Originally Posted by AdamLein
I mean that as the boom gets closer and closer to the centerline, the forward drive from the sails does not increase to infinity as your model predicts.
Depending on what you mean by "in line", I'm not sure I agree. But whatever, I agree that there's some point near "in-line" at which the sails luff.
Inline means that if the wind is moving paralel to the sail then the sail must luff and the boat can't accelerate.
Can you give a formula for the way in which maximum speed you can go is defined by the ratio? And the ratio of what to what? length of boom / distance from boom to centerline?
Just like pitch on a propeller, look more closely at how that's defined and you may understand what I'm saying. Technically it's the Tangent of the angle of the sail given that 90 is close hauled (tan=infinity), and 0 when the sails are let all the way out (hitting the spreaders perpendicular to the centerline).
Perhaps it wasn't useful to bring this up but this forms the upper bound on speed. The point is that only wind coming off the side of the boat can be leveraged in this fashion and on a beam reach (or close to it) the coponenet of wind in this direction is maximized. This is more technical than necessary.
They absolutely need to be discussed. Here's the limits you've mentioned:
1) Ignoring drag, there's no limit. Put your boom on the centerline; your boat will travel at infinite speed. Maximum of speed is based only on the angle the boom makes with the wind.
2) Obviously we can't ignore drag. So drag puts a limit.
All of your dynamical discussions and your analogies to propellers are only interesting in the discussion of point 1. You don't actually state a speed limit due to drag; you just state that there must be point where drag balances forward drive. Your source for this forward drive is the leverage effect which, according to point 1, can be made arbitrarily large.
If you want to talk about drag, you have to talk about lift as well. Lift and drag are two components of the force that the wind applies to the boat.

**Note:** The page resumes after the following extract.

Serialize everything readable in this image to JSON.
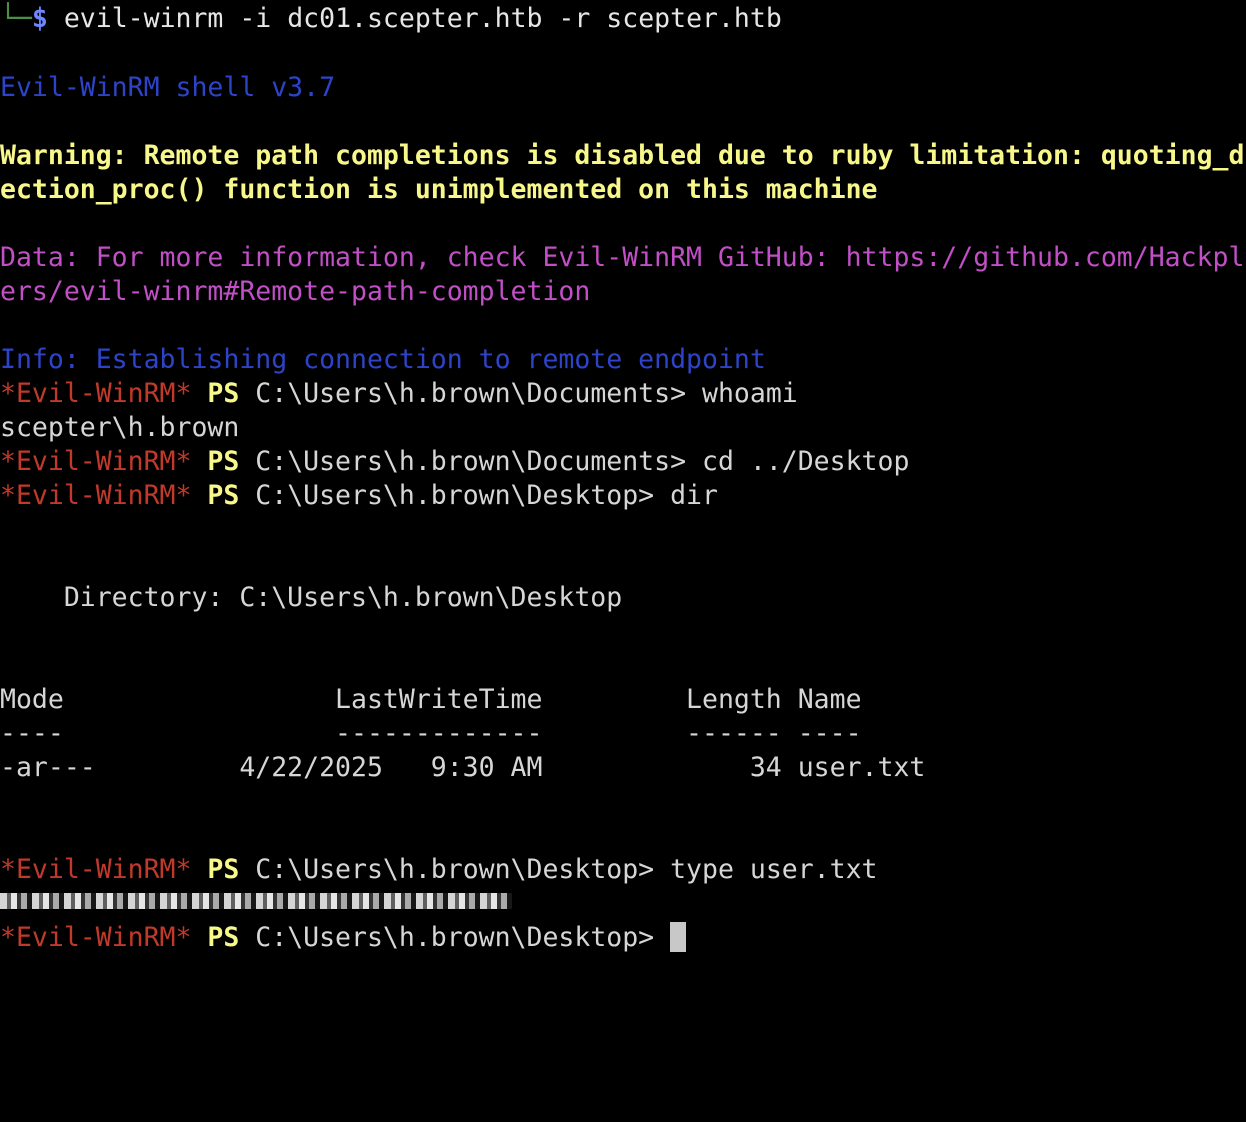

I get what you're trying to do; you're trying to talk about the kinematics of sailing without talking about the mechanics. That is, you're trying to describe the motions (wind moves across sails, sails move in relation to the wind) without discussing the underlying mechanism that causes that motion. That's a valid thing to do, but your kinematics are completely wrong. Your kinematic statement is "speed is determined by this ratio", which is clearly not true, and then you get around the obvious flaw in the kinematic description by referring to a mechanical one.
My point is not that your understanding of drag is wrong, but that the formula you give for speed in the absence of drag, and the analogy that it's motivates it, are useless. Since the "ratio" rule doesn't describe anything we observe, why use it at all?
No. I'm trying to describe the simplest way to understand the mechanics for why a boat moves forward when wind hits it (the sail is at an angle to the wind, the wind hits it and deflects backwards, the keel prevents the boat from moving sideways and the boat has to go forward). You ignored my example of the iceboat with the steel sail which strips the mechanics of sailing down to the basics, removes lift (in the sense that there are no foils, perhaps you will still use term), and yet we still have a vessel that we both agree will move (I think).